By Joseph W. Brady, President, Bradco Cos.
The High Desert portion of San Bernardino County, also known as the Mojave River Valley, is anticipating exceptional industrial development growth in the upcoming years as the balance of the Inland Empire builds out and has no significant land to further develop.
The Mojave River Valley region contains more than 22 million square feet of industrial space. The City of Hesperia has recently experienced a mass grading project — probably the largest grading project in the High Desert’s history. Covington Capital is mass grading 232 acres where it intends to build a 3.5-million-square-foot industrial complex.
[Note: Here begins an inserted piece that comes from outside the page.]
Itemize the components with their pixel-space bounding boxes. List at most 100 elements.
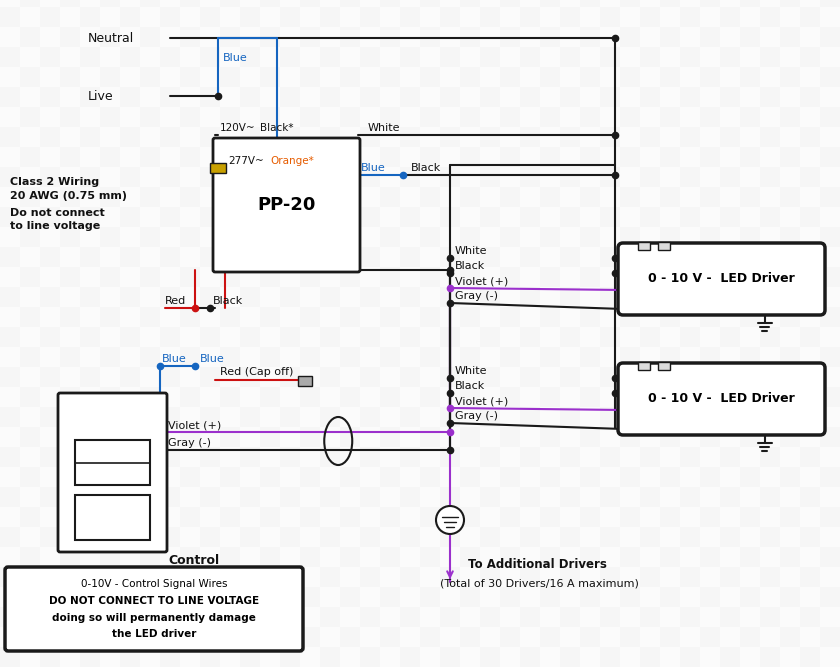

The first building (1,055,360 square feet) will be developed for Modway. It will increase the major furniture distributor’s ability to serve regional and national distribution requirements from its current 310,555-square-foot facility in Fontana. The 60-acre site is being developed by Exeter Property Group.
Big Lots opened its new distribution center in north/east Apple Valley in late 2019. This 1.3-million-square-foot facility sits just south of Walmart’s distribution center.
Brightline West has also acquired property in north Apple Valley near Dale Evans Parkway for a high-speed rail station that will move passengers from Southern California to Las Vegas in 90 minutes at speeds up to 180 miles per hour. Brightline expects to break ground this year and could begin moving passengers in 2024. Similar to its south Florida rail stations, Brightline’s Apple Valley station is expected to attract transit-oriented commercial and residential development in the surrounding area.
The project will create more than 1,200 housing units, injecting $2.1 billion into California’s economy. This includes $275 million in federal, state and local tax revenue. The high-speed electric train will remove as many as 4.5 million cars from traveling a total of 811 million miles annually on Interstate 15, the busy thoroughfare between Southern California and Las Vegas.
Most of the industrial development occurring in Victorville has been completed by Stirling Capital Investments at Southern California Logistics Airport (SCLA). With nearly 5 million square feet completed to date, Stirling Capital will soon begin construction on an 819,964-square-foot, LEED-designed facility for a multinational consumer products company on a 43-acre site. Completion is anticipated in May 2022.
Stirling recently sold a facility to local defense and aerospace contractor Exquadrum, which celebrated the grand opening of its new Victorville headquarters on April 9. SCLA also executed five new parking agreements with ComAv in 2020 to store and maintain aircraft that was grounded due to the pandemic. As of December 2020, about 532 aircraft were stored at SCLA, generating significant income for the facility.
The City of Adelanto continues to increase its industrial space through the development of medical marijuana cultivation buildings. There have been multiple sales of fully improved, concrete, tilt-up industrial condominiums that listed at nearly $167 per square foot. These facilities have abundant power for cultivation and reside in HDO Industrial Park.
Adelanto is also home to drone manufacturer General Atomics, prefabricated construction manufacturer Clark Pacific and large private prison operator GEO Group. The city recently welcomed Elon Musk’s Boring Company, which purchased a 20-acre parcel of ground. Boring Company plans to explore many possibilities as it experiments with tunneled techniques. This includes digging the initial portion of a tunnel at an angle rather than digging a hole and dropping the Boring machine down to the level of the tunnel.
As one of the only regions in the Inland Empire with room to grow, the High Desert is poised for continued attention and attraction, especially from the industrial sector.